The guidelines given here are not exhaustive, and some sections of the CF conventions are not covered. Please consult the CF web pages for further information. There is an introduction to CF in this presentation from the CF 2020 workshop.
CF conventions and the netCDF file
Figure 1 shows the structure of a netCDF file. The file has several basic components: dimensions, variables, data, and global attributes.
Dimensions
The dimensions of a variable define the axes of the quantity it contains. Dimensions can be spatial, temporal, or any other quantity (even an index). For example, typical dimensions for gridded model data are latitude, longitude, altitude, and time, while typical dimensions for radar data are range and time. Dimensions may be of any size, including unity. Optionally, one dimension in a netCDF file is allowed to be 'UNLIMITED'. The unlimited dimension allows a data file to be appended to at a later stage along a particular axis, for example, if data are still being collected. Most often this facility is used with the time dimension. The sizes of the various dimensions are declared at the top of the example shown in Figure 1.
Coordinate Variables and Data Variables
Coordinate variables are special variables in a netCDF file. The name of a coordinate variable is the same as the name of its dimension. In the example in Figure 1, the variables dimension1(dimension1) and dimension2(dimension2) are coordinate variables. The dimensions named in parenthesis refer to those declared in the first section of the file and give the size of each coordinate variable. Coordinate variables can contain regularly or irregularly spaced steps.
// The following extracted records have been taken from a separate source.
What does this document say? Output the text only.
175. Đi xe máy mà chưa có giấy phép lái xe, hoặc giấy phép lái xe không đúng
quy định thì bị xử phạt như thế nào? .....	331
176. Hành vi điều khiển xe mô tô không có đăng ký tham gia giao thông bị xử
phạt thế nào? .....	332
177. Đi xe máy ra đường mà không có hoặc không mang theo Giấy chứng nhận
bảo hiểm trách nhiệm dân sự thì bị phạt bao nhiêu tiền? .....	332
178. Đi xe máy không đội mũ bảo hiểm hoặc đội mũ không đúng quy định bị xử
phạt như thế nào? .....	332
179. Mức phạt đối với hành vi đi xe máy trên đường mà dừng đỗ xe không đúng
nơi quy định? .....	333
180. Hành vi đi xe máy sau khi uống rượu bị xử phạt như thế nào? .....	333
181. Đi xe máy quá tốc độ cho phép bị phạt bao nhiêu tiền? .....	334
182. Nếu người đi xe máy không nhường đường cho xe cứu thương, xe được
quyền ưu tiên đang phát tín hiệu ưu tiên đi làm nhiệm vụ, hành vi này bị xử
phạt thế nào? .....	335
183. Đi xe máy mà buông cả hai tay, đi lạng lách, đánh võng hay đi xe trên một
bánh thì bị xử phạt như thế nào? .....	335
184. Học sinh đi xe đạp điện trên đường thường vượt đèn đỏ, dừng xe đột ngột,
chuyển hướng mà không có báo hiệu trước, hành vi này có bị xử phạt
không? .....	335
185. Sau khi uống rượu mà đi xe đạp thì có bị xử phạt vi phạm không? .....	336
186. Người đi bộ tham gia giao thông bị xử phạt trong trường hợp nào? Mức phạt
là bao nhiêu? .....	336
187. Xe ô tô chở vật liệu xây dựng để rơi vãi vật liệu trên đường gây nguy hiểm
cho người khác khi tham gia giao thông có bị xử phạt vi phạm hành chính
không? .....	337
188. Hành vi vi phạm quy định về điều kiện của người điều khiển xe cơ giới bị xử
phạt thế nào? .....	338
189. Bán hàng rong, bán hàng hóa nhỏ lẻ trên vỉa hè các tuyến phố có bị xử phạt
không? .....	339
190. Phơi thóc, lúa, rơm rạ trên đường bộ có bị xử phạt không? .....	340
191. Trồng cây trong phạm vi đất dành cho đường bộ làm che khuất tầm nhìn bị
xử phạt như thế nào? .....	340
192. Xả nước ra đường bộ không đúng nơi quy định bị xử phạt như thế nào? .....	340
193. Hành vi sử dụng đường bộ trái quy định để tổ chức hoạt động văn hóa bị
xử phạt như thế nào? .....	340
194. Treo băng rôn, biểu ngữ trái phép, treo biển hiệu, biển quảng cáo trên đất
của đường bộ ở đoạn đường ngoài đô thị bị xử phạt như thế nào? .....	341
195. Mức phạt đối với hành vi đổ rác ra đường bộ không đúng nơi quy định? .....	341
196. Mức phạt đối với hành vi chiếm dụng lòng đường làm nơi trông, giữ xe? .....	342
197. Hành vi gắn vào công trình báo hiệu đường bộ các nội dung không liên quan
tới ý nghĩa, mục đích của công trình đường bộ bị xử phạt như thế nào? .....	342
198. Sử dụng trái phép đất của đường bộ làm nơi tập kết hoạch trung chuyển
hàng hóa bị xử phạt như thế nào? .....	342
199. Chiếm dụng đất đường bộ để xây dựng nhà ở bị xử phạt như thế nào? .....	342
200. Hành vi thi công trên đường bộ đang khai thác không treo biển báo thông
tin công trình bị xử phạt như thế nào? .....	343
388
Data variables contain the actual measured or modelled quantity, for example, air temperature. Data variables must not have the same name as any of their dimensions. In Figure 1 the variable declared as variable1(dimension1,dimension2) is a two dimensional data variable. The data values are contained in variable 1 itself and the corresponding coordinates are contained in the coordinate variables dimension1 and dimension2. A data variable can also be a scalar quantity with only a single value, for example radar frequency. Data variables should be given a 'standard_name' metadata attribute where possible, otherwise 'long_name' should be used to describe the variable. For example, a standard name from the CF standard name table can be assigned as follows: tempvar:standard_name = "air_temperature"; where tempvar is the name of a data variable containing air temperature values. An overview of CF standard names is available in this presentation from the CF 2020 workshop.
It is often very useful to include a dummy value for missing data in a file. The CF conventions suggest that the '_FillValue' attribute be used, and defined as the same type of variable as the one it replaces.
There are many other attributes that can be used to provide a detailed description of the variables inside a netCDF file. Please see the CF Conventions Document for the full list of attributes and examples of their usage.
Global attributes
These relate to the dataset at the more general level. They might include such information as instrument name and description, institution name, processing history, references. One aspect of the CF conventions is that extra attributes are not outlawed, so you can include further information in the global attributes, if you think it would be useful for future users. CEDA recommends you include as much information as possible.
CF conventions make one global attribute mandatory:
Conventions "CF-1.0"
CF conventions recommend the following global attributes:
title | A succinct description of what is in the dataset. |
institution | Specifies where the original data were produced. |
source | The method of production of the original data. If the data are model generated, source should name the model and the version number. If the data are observational, source should characterize them, e.g. surface observation, radiosonde, satellite. |
history | Provides an audit trail for modifications to the original data. Well-behaved generic software will automatically append their name, input parameters, and a timestamp. |
references | Published or web-based references which describe the data, or the methods used to produce them. |
comment | Miscellaneous information about the data or the methods used to produce them. |
We have generated some examples of the types of information that could be put into the global attributes for three datasets.
The CF-checker
There is a web-based CF-checker that allows you to upload a file to test for compliance with the CF Convention. Visit the CF-checker page to use this service. Alternatively, the CF-checker software can be downloaded and installed by following the instructions at https://github.com/cedadev/cf-checker.